En 1906, la France innovait en mettant en service le Lebaudy-4, le premier dirigeable militaire. Mais ce fut l’armée allemande qui allait, par la suite, généraliser l’usage de ce matériel au cours de la Première Guerre Mondiale, en commandant, auprès de la compagnie Zeppelin, une centaine d’exemplaires afin de mener des missions de reconnaissance et de bombardement.

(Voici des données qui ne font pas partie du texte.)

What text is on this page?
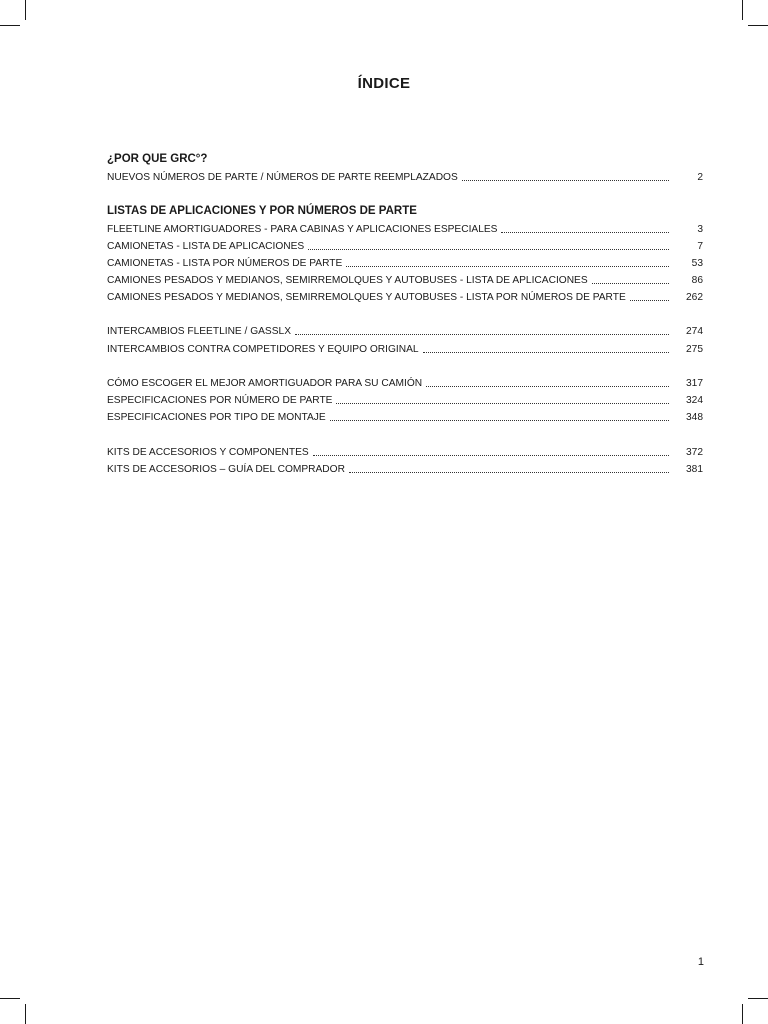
ÍNDICE
¿POR QUE GRC°?
NUEVOS NÚMEROS DE PARTE / NÚMEROS DE PARTE REEMPLAZADOS	2
LISTAS DE APLICACIONES Y POR NÚMEROS DE PARTE
FLEETLINE AMORTIGUADORES - PARA CABINAS Y APLICACIONES ESPECIALES	3
CAMIONETAS - LISTA DE APLICACIONES	7
CAMIONETAS - LISTA POR NÚMEROS DE PARTE	53
CAMIONES PESADOS Y MEDIANOS, SEMIRREMOLQUES Y AUTOBUSES - LISTA DE APLICACIONES	86
CAMIONES PESADOS Y MEDIANOS, SEMIRREMOLQUES Y AUTOBUSES - LISTA POR NÚMEROS DE PARTE	262
INTERCAMBIOS FLEETLINE / GASSLX	274
INTERCAMBIOS CONTRA COMPETIDORES Y EQUIPO ORIGINAL	275
CÓMO ESCOGER EL MEJOR AMORTIGUADOR PARA SU CAMIÓN	317
ESPECIFICACIONES POR NÚMERO DE PARTE	324
ESPECIFICACIONES POR TIPO DE MONTAJE	348
KITS DE ACCESORIOS Y COMPONENTES	372
KITS DE ACCESORIOS – GUÍA DEL COMPRADOR	381
1
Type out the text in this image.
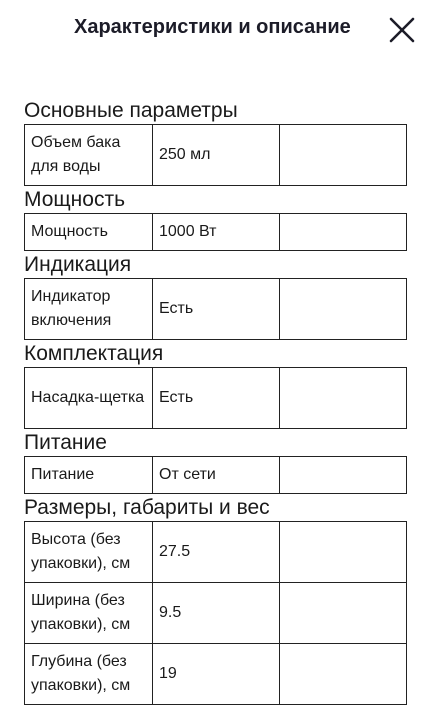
Характеристики и описание
Основные параметры
Объем бака для воды	250 мл	
Мощность
Мощность	1000 Вт	
Индикация
Индикатор включения	Есть	
Комплектация
Насадка-щетка	Есть	
Питание
Питание	От сети	
Размеры, габариты и вес
Высота (без упаковки), см	27.5	
Ширина (без упаковки), см	9.5	
Глубина (без упаковки), см	19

D’une grande vulnérabilité face à l’aviation de chasse naissante, près de 60% d’entre eux furent perdus mais, ils accomplirent, néanmoins, une cinquantaine de raids, notamment sur l’Angleterre.

Après la guerre, ces engins continuèrent de susciter l’intérêt des militaires. Aux Etats-Unis, des dirigeables porte-avions furent même testés par l’US Navy au cours des années 1930, avec les USS Los Angeles, USS Akron et USS Macon. Mais les deux derniers s’écrasèrent en mer.

Le manque de fiabilité des dirigeables causèrent leur perte, notamment après le drame du Hindenburg, le 6 mai 1937, qui, gonflé par 200.000 m3 d’hydrogène, brûla à New York. Cela marqua la fin des vols commerciaux transatlantiques avec ce type d’appareil. Et ils devinrent inutile sur un plan militaire avec les progrès accomplis par l’aviation.

Pourtant, les dirigeables ont un atout de taille : leur autonomie. Et dans un conflit où la supériorité aérienne est acquise, ou même pour des missions de sécurité intérieure, l’on pourrait imaginer en faire voler quelques uns, dotés de caméras et de capteurs, pour faire de la surveillance et du renseignement, d’autant plus qu’ils n’auraient pas de problèmes avec la rotation de la terre, comme les satellites.

D’où l’idée du Pentagone de confier à Lockheed-Martin, en 2003, le soin de développer un prototype de dirigeable de 150 mètres de long pour 49 mètres de d’envergure, capable de voler à plus de 17.000 mètres d’altitude et doté de capteurs et de panneaux solaires pour son alimentation électrique.

Auparavant, l’armée américaine avait déployé, en Afghanistan et en Irak, d’énormes ballons captifs fixés à un mât, conçus par Raytheon dans le cadre du programme Rapid Aerostat Initial Development (RAID), afin d’assurer une surveillance permanente de ses bases opérationnelles.

Depuis, le Pentagone travaille actuellement, selon des informations diffusées par Danger Room, sur deux projets de dirigeables. Le premier, appelé Blue Devil (diable bleu), serait « l’un des plus imposants conçus depuis la Seconde Guerre Mondiale ». D’un volume de 40.000 m3, il mesurera une centaine de mètres, ce qui devrait être lui permettre d’embarquer assez d’hélium et de carburant pour tenir en l’air pendant une semaine à 6.000 mètres d’altitude.

Le second devrait être encore plus performant. Développé par Northrop-Grumman pour 517 millions de dollars, le « Long Endurance Multi-Intelligence Vehicle » (LEMV) pourrait quant à lui rester en l’air pendant 3 semaines.

Ces dirigeables, pilotés à distance, seront équipés d’une mutitude de caméras et de capteurs WAAS, lesquels produiront 274 téraoctets d’informations par heure, stockés sur 1.870 disques durs.

Les analystes du renseignement américain ont déjà du mal à traiter les informations recueillies par les drones équipés de capteurs WAAS et il en faut 2.000 pour analyser les images fournies par un seul engin. Depuis le 11 septembre 2001, la quantité de données obtenues grâce aux différents moyens de surveillance a augmenté de 1.600% aux Etats-Unis. De quoi donc donner le tournis aux militaires chargés de les exploiter, qui suivent simultanément une dizaine d’écrans et une trentaine de conversation avec des correspondants sur le terrain.

Aussi, les dirigeables, à commencer par le Blue Devil, embarqueront un supercalculateur pouvant traiter 300 téraoctets par heure et qui sera chargé de faire le tri et de fournir les informations demandées en moins de quinze secondes à, par exemple, une unité d’infanterie engagée dans une opération. En clair, il s’agit de transmettre uniquement ce qui a de l’intérêt, donc ce que l’on recherche plus particulièrement.

Le premier vol du Blue Devil, dont le développement coûte 211 millions de dollars, devrait avoir lieu le 15 octobre prochain. Quant au LEMV, l’objectif est de le faire voler en décembre 2011.